11. Davon die Schlimmste?

Das Schlimmste in dem Bereich war meine Fast-Ohnmacht auf dem Zahnarztstuhl, bei einer Wurzelbehandlung ohne Spitze. Aber selbst schuld.

12. Der hirnrissigste Plan?

Das Kind zum Einkauf bei Müller mitzunehmen.

13. Die gefährlichste Unternehmung?

Drei Wochen Strohwitwenschaft. Hat aber letztlich gut geklappt.

14. Die teuerste Anschaffung

Gebrauchtes Zweitauto, weil Firmenwagen Erstauto wurde.

15. Das leckerste Essen

Nachdem ich sehr gerne esse, ist das ziemlich schwer auf ein Gericht zu reduzieren.
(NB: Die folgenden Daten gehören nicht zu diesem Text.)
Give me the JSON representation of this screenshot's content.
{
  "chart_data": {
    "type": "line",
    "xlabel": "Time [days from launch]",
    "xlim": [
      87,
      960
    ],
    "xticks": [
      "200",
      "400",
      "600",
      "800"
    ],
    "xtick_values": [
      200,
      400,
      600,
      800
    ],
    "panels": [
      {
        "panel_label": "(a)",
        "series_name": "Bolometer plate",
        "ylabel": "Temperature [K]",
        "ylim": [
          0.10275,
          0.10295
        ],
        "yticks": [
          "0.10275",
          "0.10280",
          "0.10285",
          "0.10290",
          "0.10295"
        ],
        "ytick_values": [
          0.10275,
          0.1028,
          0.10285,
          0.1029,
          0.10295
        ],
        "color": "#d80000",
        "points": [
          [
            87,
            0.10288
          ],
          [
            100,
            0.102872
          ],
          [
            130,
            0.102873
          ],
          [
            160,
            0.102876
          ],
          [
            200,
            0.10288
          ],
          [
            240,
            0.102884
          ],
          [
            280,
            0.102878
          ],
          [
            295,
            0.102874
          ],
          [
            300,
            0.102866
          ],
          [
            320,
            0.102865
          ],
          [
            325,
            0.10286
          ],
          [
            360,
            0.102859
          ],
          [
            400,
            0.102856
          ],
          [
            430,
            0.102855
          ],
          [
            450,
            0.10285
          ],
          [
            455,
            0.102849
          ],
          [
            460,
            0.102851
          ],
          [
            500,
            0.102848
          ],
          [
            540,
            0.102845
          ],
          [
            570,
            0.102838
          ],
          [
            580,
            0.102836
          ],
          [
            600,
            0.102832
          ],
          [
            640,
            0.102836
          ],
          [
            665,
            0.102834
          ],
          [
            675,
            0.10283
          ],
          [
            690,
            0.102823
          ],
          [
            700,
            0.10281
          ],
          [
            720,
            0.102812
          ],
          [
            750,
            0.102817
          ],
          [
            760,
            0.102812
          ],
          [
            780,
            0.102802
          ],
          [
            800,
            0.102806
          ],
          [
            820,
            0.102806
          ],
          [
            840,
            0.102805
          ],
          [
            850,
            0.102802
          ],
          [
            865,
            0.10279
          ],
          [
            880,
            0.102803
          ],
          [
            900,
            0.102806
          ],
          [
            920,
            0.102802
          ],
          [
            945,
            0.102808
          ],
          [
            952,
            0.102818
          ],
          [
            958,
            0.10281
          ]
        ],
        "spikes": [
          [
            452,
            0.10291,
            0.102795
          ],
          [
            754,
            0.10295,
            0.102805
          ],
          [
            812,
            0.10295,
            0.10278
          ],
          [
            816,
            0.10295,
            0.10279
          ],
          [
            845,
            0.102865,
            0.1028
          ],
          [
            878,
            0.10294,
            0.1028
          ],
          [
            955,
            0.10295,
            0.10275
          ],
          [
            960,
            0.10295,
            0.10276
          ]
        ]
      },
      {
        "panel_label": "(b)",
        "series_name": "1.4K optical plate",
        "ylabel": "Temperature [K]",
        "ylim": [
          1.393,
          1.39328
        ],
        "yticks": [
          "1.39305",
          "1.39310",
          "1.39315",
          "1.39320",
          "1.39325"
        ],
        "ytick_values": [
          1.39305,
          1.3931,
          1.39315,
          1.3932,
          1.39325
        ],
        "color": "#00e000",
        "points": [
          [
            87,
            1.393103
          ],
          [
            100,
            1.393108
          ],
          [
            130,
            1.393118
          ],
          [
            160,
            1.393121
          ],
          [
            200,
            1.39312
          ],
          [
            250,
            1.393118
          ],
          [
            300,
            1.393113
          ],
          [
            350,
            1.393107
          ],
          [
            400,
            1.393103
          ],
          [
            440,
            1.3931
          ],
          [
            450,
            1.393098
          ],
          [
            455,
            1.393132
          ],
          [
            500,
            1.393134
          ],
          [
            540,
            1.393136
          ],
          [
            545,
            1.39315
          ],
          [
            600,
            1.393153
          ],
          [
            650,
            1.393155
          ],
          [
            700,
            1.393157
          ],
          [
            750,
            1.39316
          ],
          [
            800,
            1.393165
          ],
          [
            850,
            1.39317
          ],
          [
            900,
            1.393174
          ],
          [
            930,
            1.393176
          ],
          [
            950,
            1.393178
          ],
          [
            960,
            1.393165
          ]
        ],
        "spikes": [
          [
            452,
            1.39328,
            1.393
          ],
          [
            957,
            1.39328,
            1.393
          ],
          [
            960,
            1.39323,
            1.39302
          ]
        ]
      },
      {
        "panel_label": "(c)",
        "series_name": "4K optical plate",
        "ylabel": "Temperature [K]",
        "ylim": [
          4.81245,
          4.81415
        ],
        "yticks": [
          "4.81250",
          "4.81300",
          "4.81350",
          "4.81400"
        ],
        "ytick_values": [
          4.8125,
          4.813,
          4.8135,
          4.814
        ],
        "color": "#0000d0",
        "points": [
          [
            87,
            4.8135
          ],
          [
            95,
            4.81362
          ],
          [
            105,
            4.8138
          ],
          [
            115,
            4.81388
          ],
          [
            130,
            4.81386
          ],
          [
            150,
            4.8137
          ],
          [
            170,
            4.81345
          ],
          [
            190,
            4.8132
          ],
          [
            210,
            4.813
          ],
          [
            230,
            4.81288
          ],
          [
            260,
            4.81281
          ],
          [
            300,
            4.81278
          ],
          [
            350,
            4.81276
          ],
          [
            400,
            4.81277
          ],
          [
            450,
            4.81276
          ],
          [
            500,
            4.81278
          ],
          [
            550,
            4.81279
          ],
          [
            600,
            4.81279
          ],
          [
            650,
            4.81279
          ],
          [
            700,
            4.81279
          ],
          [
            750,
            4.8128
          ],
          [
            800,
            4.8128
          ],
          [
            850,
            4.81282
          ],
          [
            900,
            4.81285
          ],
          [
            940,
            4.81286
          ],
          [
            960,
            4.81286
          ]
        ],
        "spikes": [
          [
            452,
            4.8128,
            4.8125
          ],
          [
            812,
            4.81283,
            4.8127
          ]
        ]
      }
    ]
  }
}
Aber von einem Freund gebackene Pizza im hauseigenen Pizzaofen in der Toskana ist schon was besonderes.

16. Das beeindruckendste Buch?

The sense of an ending von Julian Barnes.

17. Der ergreifendste Film?

Hab viel zuwenig gesehen. Ergreifend im Sinne von emotional packend war:


18. Die beste CD?

Battle Born von den Killers. Bestes Riff des Jahres in Flesh and Bone zu finden.

19. Das schönste Konzert

Keines besucht.

20. Die meiste Zeit verbracht mit?

Meinem Sohn.

21. Die schönste Zeit verbracht mit?

Meinen zwei Männern.

22. Zum ersten Mal getan?

Richtig gekocht. Und zwar viel.

23. Nach langer Zeit wieder getan?

Auto gefahren, Rad gefahren

24. Dinge, auf die ich hätte verzichten können?

Den Sieg von Spanien über Italien bei der Fußball Europameisterschaft.

25. Die wichtigste Sache, von der ich jemanden überzeugt habe?

Mich selbst davon, wieder autozufahren. Und das war wirklich hart, bin fast gescheitert.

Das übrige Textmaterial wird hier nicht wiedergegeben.